As many of you know, “Gun Guru” Col. Jeff Cooper has died. Here’s his last column. He served in World War Two and Korea in the United States Marine Corps. Afterward, he became the “Gun Guru” that at least in part brought us countless concepts and practices, including the Modern Technique, propagating the Four Basic Firearm Safety Rules:
1. All guns are always loaded. Even if they are not, treat them as if they are.
2. Never let the muzzle cover anything you are not willing to destroy. (For those who insist that this particular gun is unloaded, see Rule 1.)
3. Keep your finger off the trigger till your sights are on the target. This is the Golden Rule. Its violation is directly responsible for about 60 percent of negligent discharges.
4. Identify your target, and what is behind it. Never shoot at anything that you have not positively identified;
The concept of the Scout Rifle, from which floweth (at least in my thinking) the SHTF rifle;
Col. Cooper also brought us a lifetime of wisdom in his books and as an Editor at Guns & Ammo Magazine. Cooper’s most influential thoughts for me are found in the introductions to his books. It’s so simple but yet in our day and age it needs to be restated. Here’s the beginning of Principles of Personal Defense:
Some people prey upon other people. Whether we like it or not, this is one of the facts of life. It has always been so and is not going to change… anyone who is aware of his environment knows that the peril of physical assault does exist, and that it exists everywhere and at all times. The police, furthermore, can protect you from it only occasionally.
The author assumes that the right of self-defense exists. Some people do not. This booklet is not for them. This is for those who feel that anyone who chooses physically to attack another human being does so at his own peril. In some jurisdictions it is held that the victim of an attacker must, above all, attempt to escape. This is a nice legalistic concept, but it is very often tactically unsound. By the time one has exhausted every means of avoiding conflict it may be too late to save his life. Laws vary, and cannot be memorized encyclopedically; in any case, we are not concerned here about jurisprudence – but about survival. If one lives through a fight, we will assume that he is better off than if he does not, even though he may be thereafter confronted with legal action.
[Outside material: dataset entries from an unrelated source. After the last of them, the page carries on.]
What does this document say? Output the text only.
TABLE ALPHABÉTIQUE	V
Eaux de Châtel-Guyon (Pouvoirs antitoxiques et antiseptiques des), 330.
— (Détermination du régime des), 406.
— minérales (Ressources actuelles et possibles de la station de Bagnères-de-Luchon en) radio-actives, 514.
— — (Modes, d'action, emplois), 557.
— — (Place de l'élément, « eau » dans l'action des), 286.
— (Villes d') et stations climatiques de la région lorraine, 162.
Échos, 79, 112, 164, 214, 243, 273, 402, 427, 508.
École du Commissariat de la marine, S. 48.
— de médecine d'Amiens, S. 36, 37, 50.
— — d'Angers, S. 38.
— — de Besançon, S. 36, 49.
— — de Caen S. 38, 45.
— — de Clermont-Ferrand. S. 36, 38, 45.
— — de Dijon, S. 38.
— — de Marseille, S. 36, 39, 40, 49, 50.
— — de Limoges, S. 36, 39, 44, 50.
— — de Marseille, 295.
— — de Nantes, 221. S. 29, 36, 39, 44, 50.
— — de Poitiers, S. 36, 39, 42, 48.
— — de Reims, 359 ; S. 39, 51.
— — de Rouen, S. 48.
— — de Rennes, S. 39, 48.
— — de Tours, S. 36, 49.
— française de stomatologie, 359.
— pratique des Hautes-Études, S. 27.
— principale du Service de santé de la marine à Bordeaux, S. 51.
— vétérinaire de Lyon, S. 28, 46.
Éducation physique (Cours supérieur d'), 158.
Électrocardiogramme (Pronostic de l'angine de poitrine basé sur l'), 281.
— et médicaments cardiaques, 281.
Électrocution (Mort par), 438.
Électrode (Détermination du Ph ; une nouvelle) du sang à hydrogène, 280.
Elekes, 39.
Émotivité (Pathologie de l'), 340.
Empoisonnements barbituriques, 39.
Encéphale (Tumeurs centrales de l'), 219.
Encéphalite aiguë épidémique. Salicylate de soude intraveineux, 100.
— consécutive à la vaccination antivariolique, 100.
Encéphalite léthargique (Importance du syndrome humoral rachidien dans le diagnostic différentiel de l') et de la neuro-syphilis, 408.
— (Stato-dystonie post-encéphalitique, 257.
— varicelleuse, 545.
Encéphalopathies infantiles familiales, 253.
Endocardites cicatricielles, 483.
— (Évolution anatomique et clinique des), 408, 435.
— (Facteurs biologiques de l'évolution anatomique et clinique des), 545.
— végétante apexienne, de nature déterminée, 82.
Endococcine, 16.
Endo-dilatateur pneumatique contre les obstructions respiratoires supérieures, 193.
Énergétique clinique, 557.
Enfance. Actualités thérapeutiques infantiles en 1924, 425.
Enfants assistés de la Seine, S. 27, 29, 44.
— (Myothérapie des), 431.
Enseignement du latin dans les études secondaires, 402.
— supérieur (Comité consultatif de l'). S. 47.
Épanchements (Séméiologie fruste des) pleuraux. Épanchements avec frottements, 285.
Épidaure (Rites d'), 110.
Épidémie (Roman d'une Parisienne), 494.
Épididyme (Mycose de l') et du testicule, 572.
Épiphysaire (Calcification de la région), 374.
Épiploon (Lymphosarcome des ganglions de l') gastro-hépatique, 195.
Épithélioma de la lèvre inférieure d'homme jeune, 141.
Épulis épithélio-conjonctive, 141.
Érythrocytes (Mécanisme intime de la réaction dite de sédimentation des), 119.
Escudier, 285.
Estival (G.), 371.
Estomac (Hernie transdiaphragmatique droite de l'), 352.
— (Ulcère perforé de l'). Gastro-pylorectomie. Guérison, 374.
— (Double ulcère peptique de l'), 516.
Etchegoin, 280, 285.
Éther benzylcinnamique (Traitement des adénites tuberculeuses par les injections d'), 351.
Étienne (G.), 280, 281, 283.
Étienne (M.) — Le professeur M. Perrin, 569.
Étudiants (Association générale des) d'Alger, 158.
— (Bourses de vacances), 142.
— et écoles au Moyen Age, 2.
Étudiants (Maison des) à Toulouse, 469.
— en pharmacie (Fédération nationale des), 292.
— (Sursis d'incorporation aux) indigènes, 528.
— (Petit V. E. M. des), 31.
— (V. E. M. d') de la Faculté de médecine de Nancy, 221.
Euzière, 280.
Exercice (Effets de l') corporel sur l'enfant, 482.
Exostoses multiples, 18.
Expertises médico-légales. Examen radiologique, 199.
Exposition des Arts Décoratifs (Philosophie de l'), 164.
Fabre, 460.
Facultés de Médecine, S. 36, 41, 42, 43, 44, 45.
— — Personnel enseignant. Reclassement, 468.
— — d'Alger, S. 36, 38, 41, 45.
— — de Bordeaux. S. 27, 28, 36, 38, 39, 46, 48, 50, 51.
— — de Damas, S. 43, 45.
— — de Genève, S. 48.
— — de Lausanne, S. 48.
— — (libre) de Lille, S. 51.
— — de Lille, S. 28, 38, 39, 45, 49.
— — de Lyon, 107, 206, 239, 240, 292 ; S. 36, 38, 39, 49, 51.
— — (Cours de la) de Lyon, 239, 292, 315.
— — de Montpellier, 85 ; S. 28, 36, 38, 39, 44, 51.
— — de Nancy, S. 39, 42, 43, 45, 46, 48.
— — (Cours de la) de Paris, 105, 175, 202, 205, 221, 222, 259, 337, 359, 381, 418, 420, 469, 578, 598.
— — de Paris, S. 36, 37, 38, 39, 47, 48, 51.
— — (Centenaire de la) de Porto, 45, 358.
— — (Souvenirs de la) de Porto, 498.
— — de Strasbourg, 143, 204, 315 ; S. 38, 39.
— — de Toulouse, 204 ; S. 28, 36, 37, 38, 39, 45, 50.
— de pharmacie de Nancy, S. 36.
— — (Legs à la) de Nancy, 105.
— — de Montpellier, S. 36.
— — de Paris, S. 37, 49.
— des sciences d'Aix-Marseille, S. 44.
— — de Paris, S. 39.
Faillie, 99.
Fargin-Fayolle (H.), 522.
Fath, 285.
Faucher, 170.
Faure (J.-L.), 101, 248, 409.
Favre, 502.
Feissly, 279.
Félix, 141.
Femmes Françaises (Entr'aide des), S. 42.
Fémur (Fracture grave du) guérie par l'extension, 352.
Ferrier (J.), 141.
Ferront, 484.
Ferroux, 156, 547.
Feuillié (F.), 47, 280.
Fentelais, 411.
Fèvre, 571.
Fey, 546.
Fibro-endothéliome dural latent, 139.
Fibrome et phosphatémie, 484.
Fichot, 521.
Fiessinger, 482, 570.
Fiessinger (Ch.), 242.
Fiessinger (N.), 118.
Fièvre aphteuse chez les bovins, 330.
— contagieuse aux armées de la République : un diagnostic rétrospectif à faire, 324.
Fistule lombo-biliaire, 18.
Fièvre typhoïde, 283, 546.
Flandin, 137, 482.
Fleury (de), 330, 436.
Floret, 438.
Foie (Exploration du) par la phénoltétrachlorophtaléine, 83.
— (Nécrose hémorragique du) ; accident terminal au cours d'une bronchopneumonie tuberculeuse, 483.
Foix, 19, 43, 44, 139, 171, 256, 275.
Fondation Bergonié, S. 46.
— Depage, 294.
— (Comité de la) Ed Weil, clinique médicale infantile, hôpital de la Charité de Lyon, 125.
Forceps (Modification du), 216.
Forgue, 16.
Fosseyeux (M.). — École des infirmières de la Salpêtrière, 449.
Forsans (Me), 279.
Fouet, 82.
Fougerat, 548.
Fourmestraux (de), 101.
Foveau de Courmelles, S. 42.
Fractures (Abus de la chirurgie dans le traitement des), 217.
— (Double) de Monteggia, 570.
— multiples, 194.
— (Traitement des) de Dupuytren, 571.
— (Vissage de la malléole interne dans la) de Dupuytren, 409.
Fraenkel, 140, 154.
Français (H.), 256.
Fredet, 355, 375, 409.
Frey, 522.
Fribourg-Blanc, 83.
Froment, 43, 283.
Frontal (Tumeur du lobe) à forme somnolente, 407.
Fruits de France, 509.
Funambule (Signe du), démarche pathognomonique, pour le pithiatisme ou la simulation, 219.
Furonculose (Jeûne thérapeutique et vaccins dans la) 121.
Violent crime is feasible only if its victims are cowards. A victim who fights back makes the whole business impractical. It is true that a victim who fights back may suffer for it, but one who does not almost certainly will suffer for it. And suffer or not, the one who fights back retains his dignity and his self-respect. Any study of the atrocity list of recent years… shows immediately that the victims, by their appalling ineptitude and timidity, virtually assisted in their own murders.
Any man who is a man may not, in honor, submit to threats or violence. But many men who are not cowards are simply unprepared for the fact of human savagery. They have not thought about it,and they just don’t know what to do. When they look right into the face of depravity or violence, they are astonished and confounded. This can be corrected…
But the subject of this work is more basic than technique, being a study of the guiding principles of survival in the face of unprovoked violence on the part of extralegal human assailants. Strategy and tactics are subordinate to the principles of war, just as individual defensive combat is subordinate to the following principles of personal defense.
Read the rest. It’s a short read and very obvious, but instructive just the same. Without Jeff Cooper’s work and ideas, I daresay there are freedoms that would’ve been lost. Rest in peace.